Becoming a parent is fraught with dangerous myths that set us up to feel like failures. We tend to think it’ll be easy to get pregnant when we’re ready. We assume we’ll have control over the labor and delivery experience. We think breastfeeding will come naturally, and we’ll instantly feel a loving bond with our baby.  We assume that every pregnancy is wanted and that every pregnancy is healthy and results in a live, healthy baby. We plan on becoming superwomen & supermen who effortlessly juggle our baby’s needs with our partner’s needs, our family’s needs, our friends’ needs, and maybe our own needs.

Then the reality of parenthood hits and these myths are quickly shattered. From the very first, getting pregnant may be much more difficult than expected with the necessity of fertility treatments and other interventions. The pregnancy may be challenging with severe nausea, fatigue, or health complications for mother or baby. Then there’s the birth, which often does not go as planned. And this is all before parents even take their new bundle of joy home!

Even in the best of circumstances (when all are healthy with a smooth pregnancy and birth and strong relationship), new parents experience a series of losses that often go unspoken.

Loss of freedom
Loss of your old identity
Loss of control of your schedule, sleep, eating, socializing
Loss of body image
Loss of self-esteem
Loss of financial means
Loss of image of self in a career or with career potential
Loss of time
Loss of romance and passion

The loss of self is one aspect of new parenthood that may hit you like a ton or bricks or may gradually settle over you like a fog. New parents typically feel thrown into deep waters, completely overwhelmed and inadequate.
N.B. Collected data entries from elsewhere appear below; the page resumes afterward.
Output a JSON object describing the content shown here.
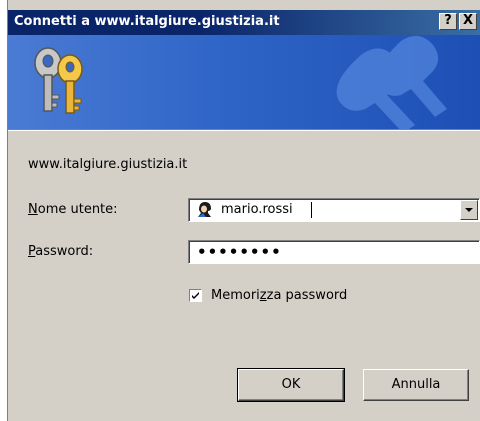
{
  "window": {
    "title": "Connetti a www.italgiure.giustizia.it",
    "help_button": "?",
    "close_button": "X"
  },
  "dialog": {
    "site": "www.italgiure.giustizia.it",
    "username_label_first": "N",
    "username_label_rest": "ome utente:",
    "username_value": "mario.rossi",
    "password_label_first": "P",
    "password_label_rest": "assword:",
    "password_masked": "••••••••",
    "remember_label_before": "Memori",
    "remember_label_underlined": "z",
    "remember_label_after": "za password",
    "remember_checked": true
  },
  "buttons": {
    "ok": "OK",
    "cancel": "Annulla"
  },
  "colors": {
    "titlebar": "#0a246a",
    "banner": "#2f65c7",
    "face": "#d4d0c8"
  }
}
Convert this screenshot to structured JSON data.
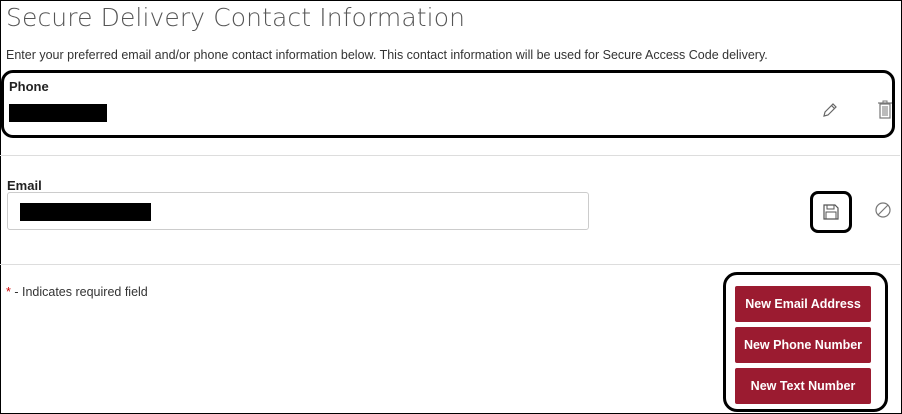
{
  "page": {
    "title": "Secure Delivery Contact Information",
    "intro": "Enter your preferred email and/or phone contact information below. This contact information will be used for Secure Access Code delivery."
  },
  "phone": {
    "label": "Phone",
    "edit_icon": "pencil-icon",
    "delete_icon": "trash-icon"
  },
  "email": {
    "label": "Email",
    "save_icon": "save-icon",
    "cancel_icon": "cancel-icon"
  },
  "required_note": {
    "star": "*",
    "text": " - Indicates required field"
  },
  "actions": {
    "new_email": "New Email Address",
    "new_phone": "New Phone Number",
    "new_text": "New Text Number"
  },
  "colors": {
    "button_bg": "#9b1b30",
    "required_star": "#cc0000"
  }
}
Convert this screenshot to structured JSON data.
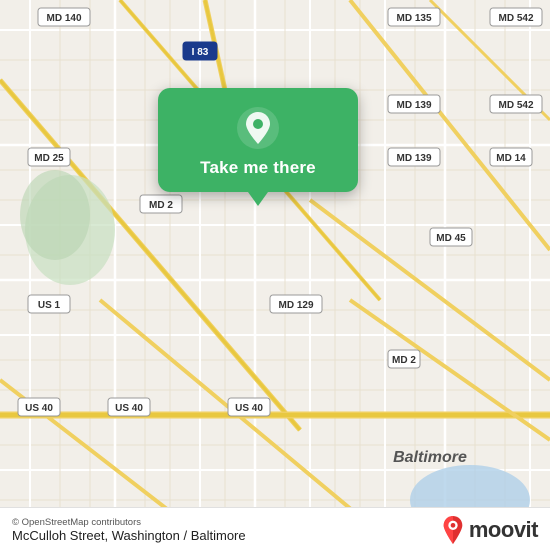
{
  "map": {
    "alt": "OpenStreetMap of Baltimore area"
  },
  "popup": {
    "button_label": "Take me there",
    "pin_icon": "map-pin"
  },
  "bottom_bar": {
    "credit": "© OpenStreetMap contributors",
    "location": "McCulloh Street, Washington / Baltimore",
    "brand": "moovit"
  },
  "colors": {
    "popup_bg": "#3db265",
    "pin_white": "#ffffff",
    "text_dark": "#222222",
    "text_muted": "#555555"
  }
}
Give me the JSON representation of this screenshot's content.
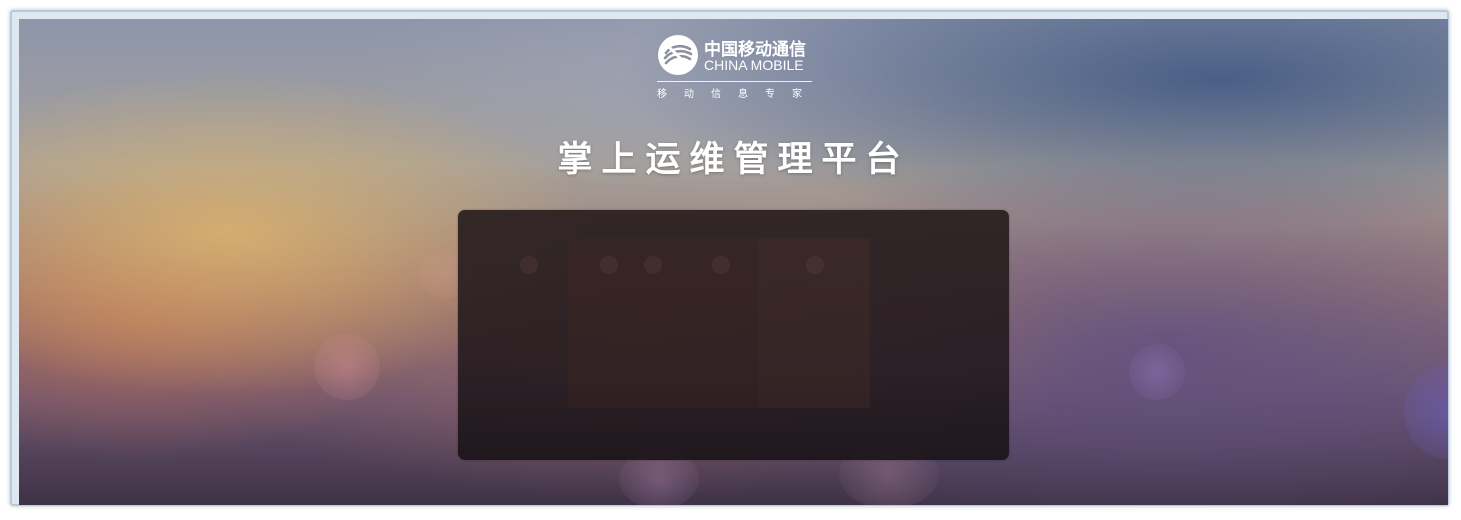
{
  "branding": {
    "logo_cn": "中国移动通信",
    "logo_en": "CHINA MOBILE",
    "slogan": "移动信息专家"
  },
  "page": {
    "title": "掌上运维管理平台"
  },
  "icons": {
    "logo": "china-mobile-logo-icon"
  },
  "colors": {
    "frame_border": "#b9c8da",
    "title_text": "#ffffff",
    "panel_bg": "#2a1f22"
  }
}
They are learning a series of new skills on the job as they figure out how to change a blowout diaper, bathe a screaming infant, get baby to burp and go back to sleep all while completely sleep deprived and hormonally in flux. They are adjusting to entirely new roles and have to negotiate new tasks together when both are unsure. New parents often feel like “Groundhogs Day” with each day simply repeating the last series of diapers, crying baby, piles of laundry, etc. Parents get no scheduled breaks and never get to clock out.

When there is a moment to pause and reflect, new parents may not recognize themselves or their lives at all. And it’s important in this moment to allow space for grieving. It is normal and natural to feel sadness and longing for your old life, your old self. This does not mean you do not love your baby or your growing family.

You can both love your baby and struggle with many of the changes your baby has caused in your life.

You can love motherhood and fatherhood while also missing your old relationship and personal freedoms.

Grieving the loss of self during the adjustment to parenthood is an important step toward accepting your new roles and learning to love your new self.  Be honest about the changes that are taking place and all that you’ve given up, even if temporarily.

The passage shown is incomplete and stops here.